My Master's degree was in programming languages, where I did research in foreign function interfaces (FFI). In my thesis, I designed and implemented an FFI for the Pallene programming language. Later on, we published a paper of the same title in the Brazilian Symposium on Programming Languages (SBLP), which won the Best Non-Student Paper Award.
Abstract
Pallene is a statically typed subset of the Lua programming language, designed to act as a system-language counterpart to Lua’s scripting, and used to write lower-level libraries and extension modules for Lua. In this sense, Pallene is a companion language, always intended to be used side-by-side with Lua, sharing its runtime.
Pallene, both as a system-language counterpart to Lua and as a bridge between Lua and foreign languages, must provide a mechanism to interact with libraries and system services written in a low-level language like C. To this end, we present a Foreign Function Interface (FFI) design and implementation for Pallene, which allows for calling external functions that follow C calling conventions and manipulating C data representations directly.
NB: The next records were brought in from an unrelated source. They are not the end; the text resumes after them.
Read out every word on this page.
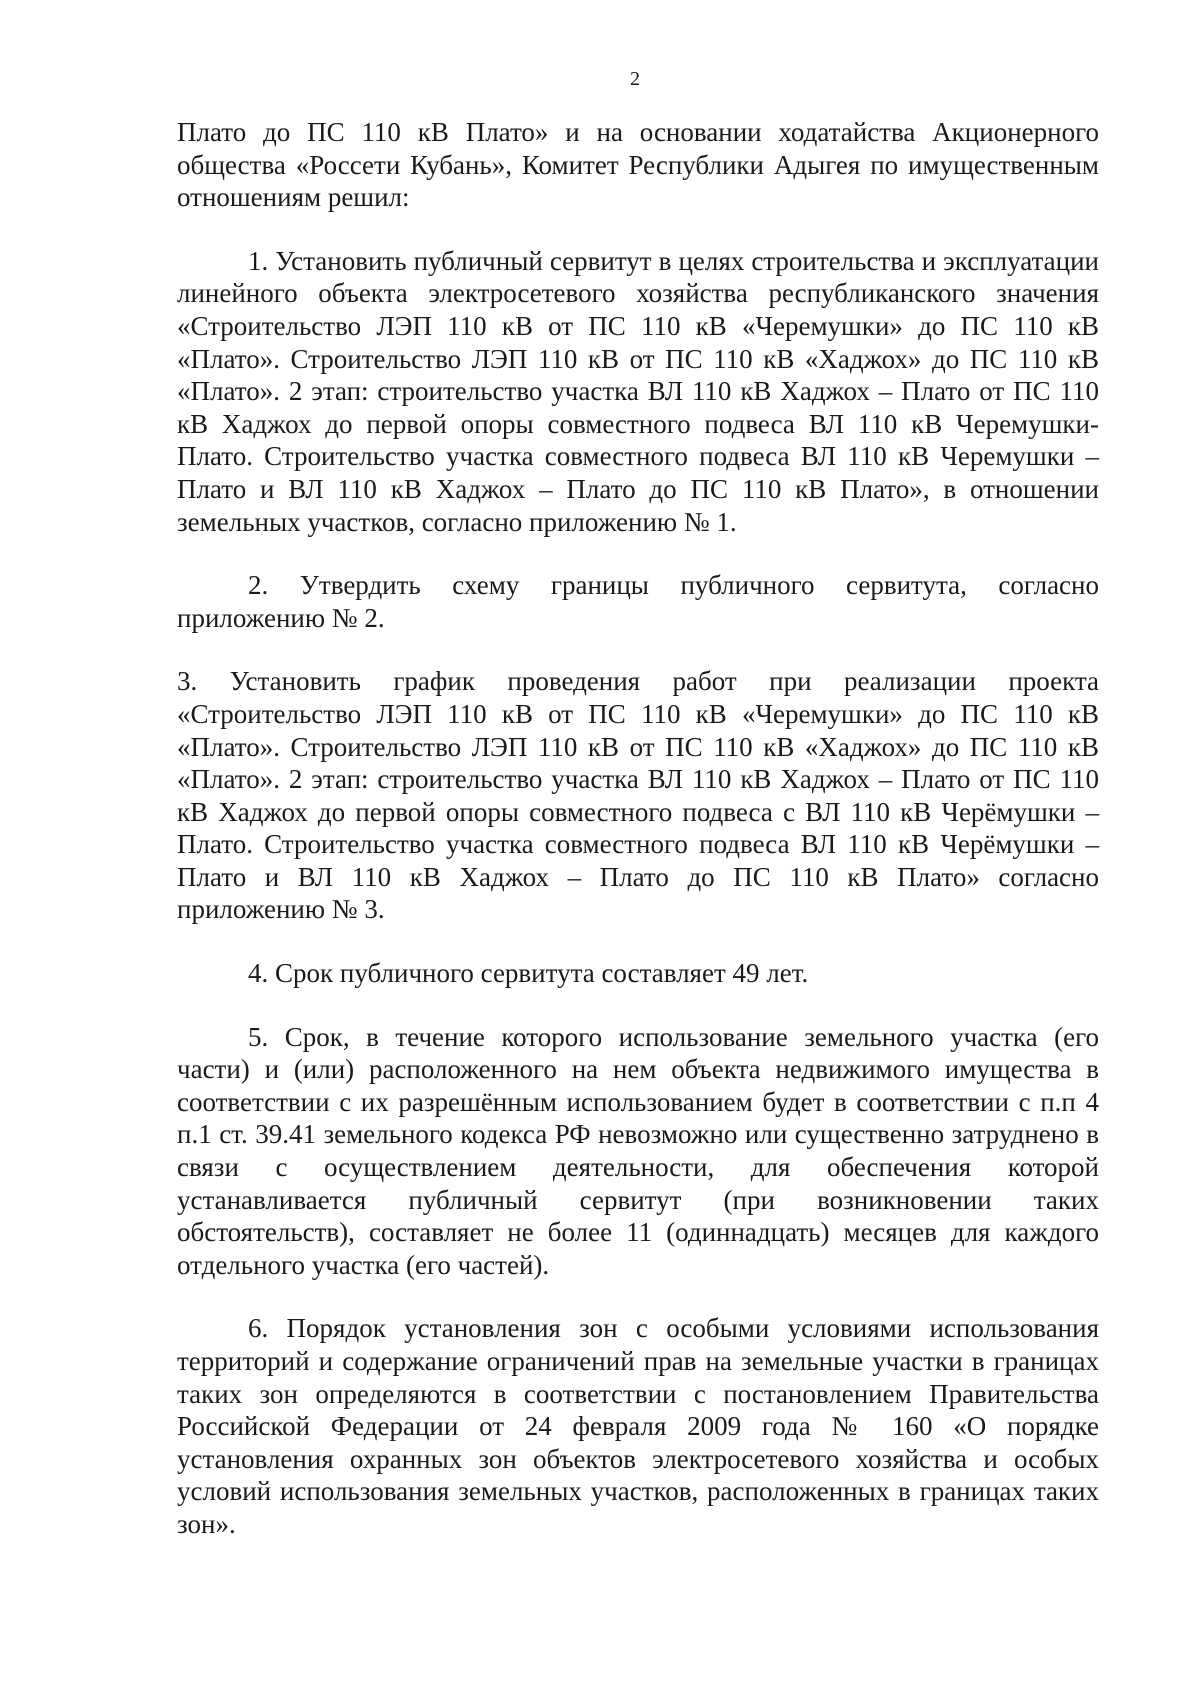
2

Плато до ПС 110 кВ Плато» и на основании ходатайства Акционерного общества «Россети Кубань», Комитет Республики Адыгея по имущественным отношениям решил:

1. Установить публичный сервитут в целях строительства и эксплуатации линейного объекта электросетевого хозяйства республиканского значения «Строительство ЛЭП 110 кВ от ПС 110 кВ «Черемушки» до ПС 110 кВ «Плато». Строительство ЛЭП 110 кВ от ПС 110 кВ «Хаджох» до ПС 110 кВ «Плато». 2 этап: строительство участка ВЛ 110 кВ Хаджох – Плато от ПС 110 кВ Хаджох до первой опоры совместного подвеса ВЛ 110 кВ Черемушки-Плато. Строительство участка совместного подвеса ВЛ 110 кВ Черемушки – Плато и ВЛ 110 кВ Хаджох – Плато до ПС 110 кВ Плато», в отношении земельных участков, согласно приложению № 1.

2. Утвердить схему границы публичного сервитута, согласно приложению № 2.

3. Установить график проведения работ при реализации проекта «Строительство ЛЭП 110 кВ от ПС 110 кВ «Черемушки» до ПС 110 кВ «Плато». Строительство ЛЭП 110 кВ от ПС 110 кВ «Хаджох» до ПС 110 кВ «Плато». 2 этап: строительство участка ВЛ 110 кВ Хаджох – Плато от ПС 110 кВ Хаджох до первой опоры совместного подвеса с ВЛ 110 кВ Черёмушки – Плато. Строительство участка совместного подвеса ВЛ 110 кВ Черёмушки – Плато и ВЛ 110 кВ Хаджох – Плато до ПС 110 кВ Плато» согласно приложению № 3.

4. Срок публичного сервитута составляет 49 лет.

5. Срок, в течение которого использование земельного участка (его части) и (или) расположенного на нем объекта недвижимого имущества в соответствии с их разрешённым использованием будет в соответствии с п.п 4 п.1 ст. 39.41 земельного кодекса РФ невозможно или существенно затруднено в связи с осуществлением деятельности, для обеспечения которой устанавливается публичный сервитут (при возникновении таких обстоятельств), составляет не более 11 (одиннадцать) месяцев для каждого отдельного участка (его частей).

6. Порядок установления зон с особыми условиями использования территорий и содержание ограничений прав на земельные участки в границах таких зон определяются в соответствии с постановлением Правительства Российской Федерации от 24 февраля 2009 года № 160 «О порядке установления охранных зон объектов электросетевого хозяйства и особых условий использования земельных участков, расположенных в границах таких зон».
Our design balances flexibility and safety following an empirical approach, wherein we prefer to sacrifice hypothetical flexibility unless we see a real use case that forces us to compromise on safety. Furthermore, our implementation aims to be as portable as Pallene, as well as performant and simple. Since Pallene’s implementation already depends on a C compiler, we avail ourselves of the assistance of this compiler to gain a rudimentary understanding of C. This enables the FFI to verify the correctness of function bindings and to use C macro definitions.